In a series I am doing on America’s worst presidents, which covers various government functions, this first in the series is easy. It is based directly on theamericanconservative.com post here, written by Akhilesh Pillalamarri . It best summarizes my own specific thinking on the worst five foreign policy presidents.
In coming posts, I will expand on my position on America’s presidents and foreign policy. Much of my thinking has been formed over many years of analyzing the outstanding historical research of Cato Institute VP, Dr. Christopher Preble, author of The Power Problem.
Pillalamarri writes at The American Conservative:
The president of the United States is granted wide leeway by the U.S. Constitution over foreign policy, more than any other policy realm. In addition to being the commander-in-chief of the armed forces, the president can make treaties, appoint diplomats (with the consent of the Senate), and, due to congressional legislation, impose sanctions on foreign entities.

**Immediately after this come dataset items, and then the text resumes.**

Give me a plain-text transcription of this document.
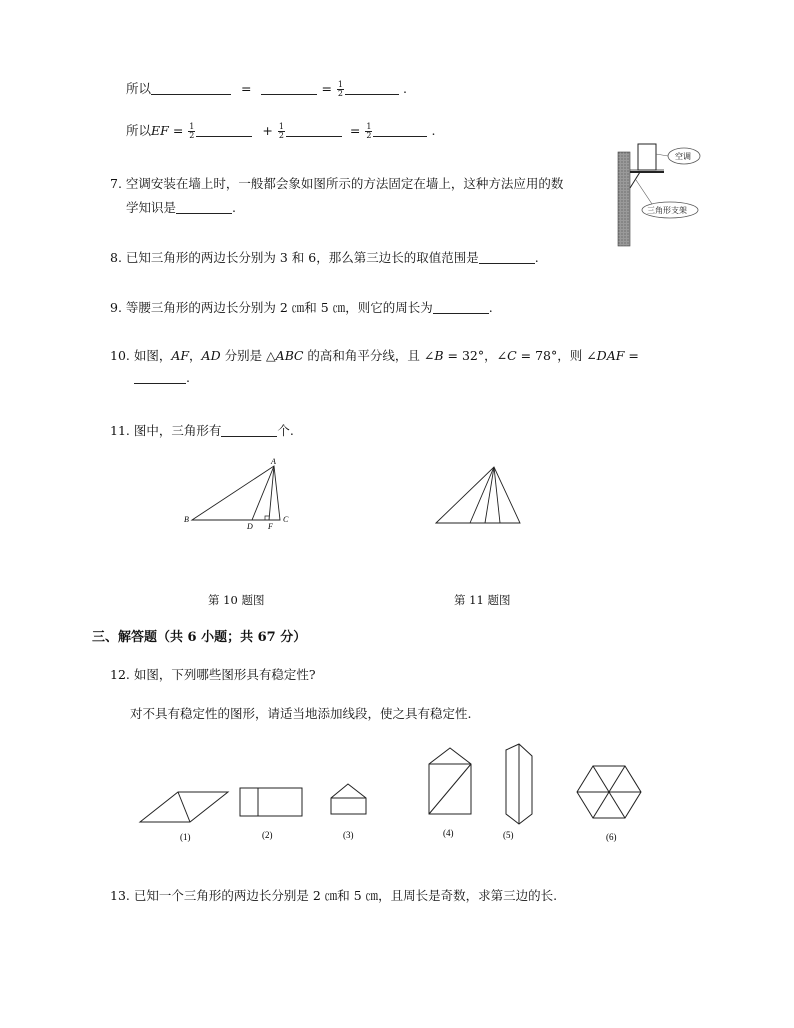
所以	=	= $\frac{1}{2}$	.
所以EF = $\frac{1}{2}$	+ $\frac{1}{2}$	= $\frac{1}{2}$	.
7. 空调安装在墙上时，一般都会象如图所示的方法固定在墙上，这种方法应用的数
学知识是	.
空调
三角形支架
8. 已知三角形的两边长分别为 3 和 6，那么第三边长的取值范围是	.
9. 等腰三角形的两边长分别为 2 ㎝和 5 ㎝，则它的周长为	.
10. 如图，𝐴𝐹，𝐴𝐷 分别是 △𝐴𝐵𝐶 的高和角平分线，且 ∠𝐵 = 32°，∠𝐶 = 78°，则 ∠𝐷𝐴𝐹 =
.
11. 图中，三角形有	个.
A
B	C
D F
第 10 题图	第 11 题图
三、解答题（共 6 小题；共 67 分）
12. 如图，下列哪些图形具有稳定性?
对不具有稳定性的图形，请适当地添加线段，使之具有稳定性.
(1)	(2)	(3)	(4)	(5)	(6)
13. 已知一个三角形的两边长分别是 2 ㎝和 5 ㎝，且周长是奇数，求第三边的长.
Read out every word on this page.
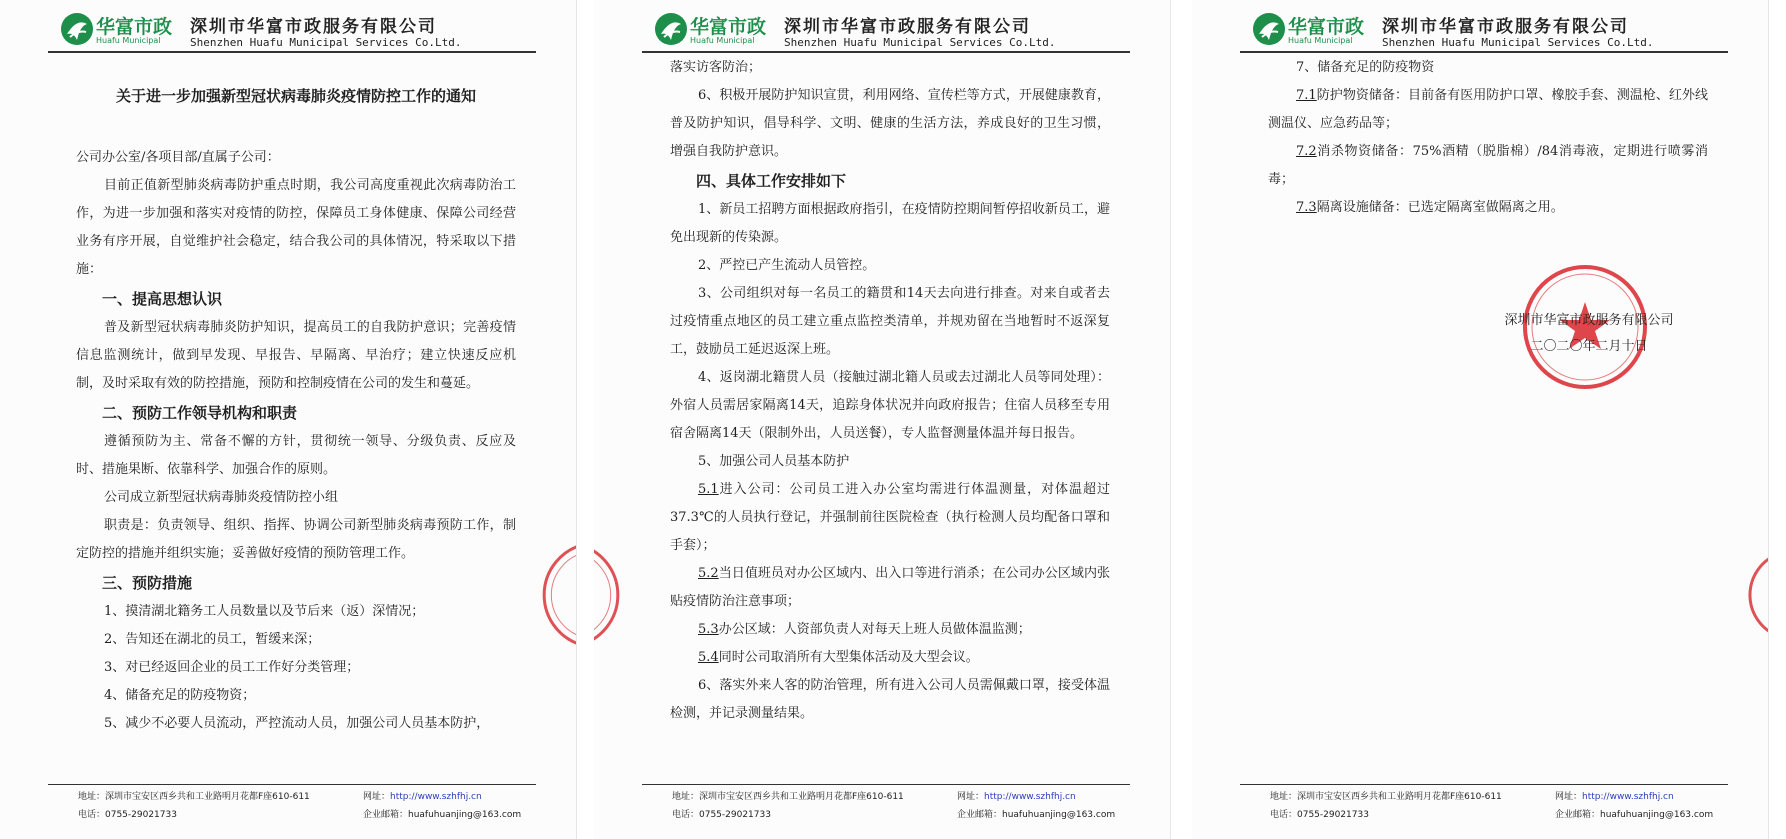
华富市政
Huafu Municipal
深圳市华富市政服务有限公司
Shenzhen Huafu Municipal Services Co.Ltd.
关于进一步加强新型冠状病毒肺炎疫情防控工作的通知

公司办公室/各项目部/直属子公司：

目前正值新型肺炎病毒防护重点时期，我公司高度重视此次病毒防治工作，为进一步加强和落实对疫情的防控，保障员工身体健康、保障公司经营业务有序开展，自觉维护社会稳定，结合我公司的具体情况，特采取以下措施：

一、提高思想认识

普及新型冠状病毒肺炎防护知识，提高员工的自我防护意识；完善疫情信息监测统计，做到早发现、早报告、早隔离、早治疗；建立快速反应机制，及时采取有效的防控措施，预防和控制疫情在公司的发生和蔓延。

二、预防工作领导机构和职责

遵循预防为主、常备不懈的方针，贯彻统一领导、分级负责、反应及时、措施果断、依靠科学、加强合作的原则。

公司成立新型冠状病毒肺炎疫情防控小组

职责是：负责领导、组织、指挥、协调公司新型肺炎病毒预防工作，制定防控的措施并组织实施；妥善做好疫情的预防管理工作。

三、预防措施

1、摸清湖北籍务工人员数量以及节后来（返）深情况；

2、告知还在湖北的员工，暂缓来深；

3、对已经返回企业的员工工作好分类管理；

4、储备充足的防疫物资；

5、减少不必要人员流动，严控流动人员，加强公司人员基本防护，

地址：深圳市宝安区西乡共和工业路明月花都F座610-611
电话：0755-29021733
网址：http://www.szhfhj.cn
企业邮箱：huafuhuanjing@163.com
华富市政
Huafu Municipal
深圳市华富市政服务有限公司
Shenzhen Huafu Municipal Services Co.Ltd.

落实访客防治；

6、积极开展防护知识宣贯，利用网络、宣传栏等方式，开展健康教育，普及防护知识，倡导科学、文明、健康的生活方法，养成良好的卫生习惯，增强自我防护意识。

四、具体工作安排如下

1、新员工招聘方面根据政府指引，在疫情防控期间暂停招收新员工，避免出现新的传染源。

2、严控已产生流动人员管控。

3、公司组织对每一名员工的籍贯和14天去向进行排查。对来自或者去过疫情重点地区的员工建立重点监控类清单，并规劝留在当地暂时不返深复工，鼓励员工延迟返深上班。

4、返岗湖北籍贯人员（接触过湖北籍人员或去过湖北人员等同处理）：外宿人员需居家隔离14天，追踪身体状况并向政府报告；住宿人员移至专用宿舍隔离14天（限制外出，人员送餐），专人监督测量体温并每日报告。

5、加强公司人员基本防护

5.1进入公司：公司员工进入办公室均需进行体温测量，对体温超过37.3℃的人员执行登记，并强制前往医院检查（执行检测人员均配备口罩和手套）；

5.2当日值班员对办公区域内、出入口等进行消杀；在公司办公区域内张贴疫情防治注意事项；

5.3办公区域：人资部负责人对每天上班人员做体温监测；

5.4同时公司取消所有大型集体活动及大型会议。

6、落实外来人客的防治管理，所有进入公司人员需佩戴口罩，接受体温检测，并记录测量结果。

地址：深圳市宝安区西乡共和工业路明月花都F座610-611
电话：0755-29021733
网址：http://www.szhfhj.cn
企业邮箱：huafuhuanjing@163.com
华富市政
Huafu Municipal
深圳市华富市政服务有限公司
Shenzhen Huafu Municipal Services Co.Ltd.

7、储备充足的防疫物资

7.1防护物资储备：目前备有医用防护口罩、橡胶手套、测温枪、红外线测温仪、应急药品等；

7.2消杀物资储备：75%酒精（脱脂棉）/84消毒液，定期进行喷雾消毒；

7.3隔离设施储备：已选定隔离室做隔离之用。

地址：深圳市宝安区西乡共和工业路明月花都F座610-611
电话：0755-29021733
网址：http://www.szhfhj.cn
企业邮箱：huafuhuanjing@163.com
深圳市华富市政服务有限公司
二〇二〇年二月十日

Since World War II, the United States has issued no declarations of war; all military actions have been initiated by the president. As per the War Powers Resolution of 1973, the president can deploy troops for up to 60 days without congressional approval. Thus, whatever the foreign policy of the United States—positive or negative—the president owns it:
James Madison
He got the United States involved in a war that had no particular purpose and resulted in no particular gain: the War of 1812.
Woodrow Wilson
Woodrow Wilson should be best known for his mishandling of American involvement in World War I. He “kept us out of the war,” till he didn’t. Instead, he helped unleash a chain of events that led to the rise of fascism, communism, World War II, and even the present problems in the Middle East.
Harry S. Truman
In the aftermath of the Second World War, there were tensions, naturally, between the United States and the Soviet Union. But these strains would be institutionalized by the policies of Harry S. Truman, and ultimately lead to the Cold War and the polarization of the world on binary lines rather than the more typical great-power competition that had prevailed before the war.
Truman enunciated a line of thinking in 1947, later known as the Truman Doctrine.
Lyndon B. Johnson
The United States need not have gotten involved in Vietnam. Instead, as with many other anti-communist initiatives supported by the U.S. government, American aid could have been limited to military supplies and political support. And while presidents Eisenhower and Kennedy sent some military advisors to the South Vietnamese government, it was LBJ who really ramped up direct military intervention.
George W. Bush
George W. Bush’s foreign policy is still so recent that the nature of his mistakes seem self-evident. However, some points are worth encapsulating. For better or for worse, the unipolar moment that the United States enjoyed for a decade after the Cold War ended due to the American overreaction in the wake of the September 11, 2001 attacks. As the United States spent trillions upon trillions of dollars trying to reconstruct the Middle East in its own image.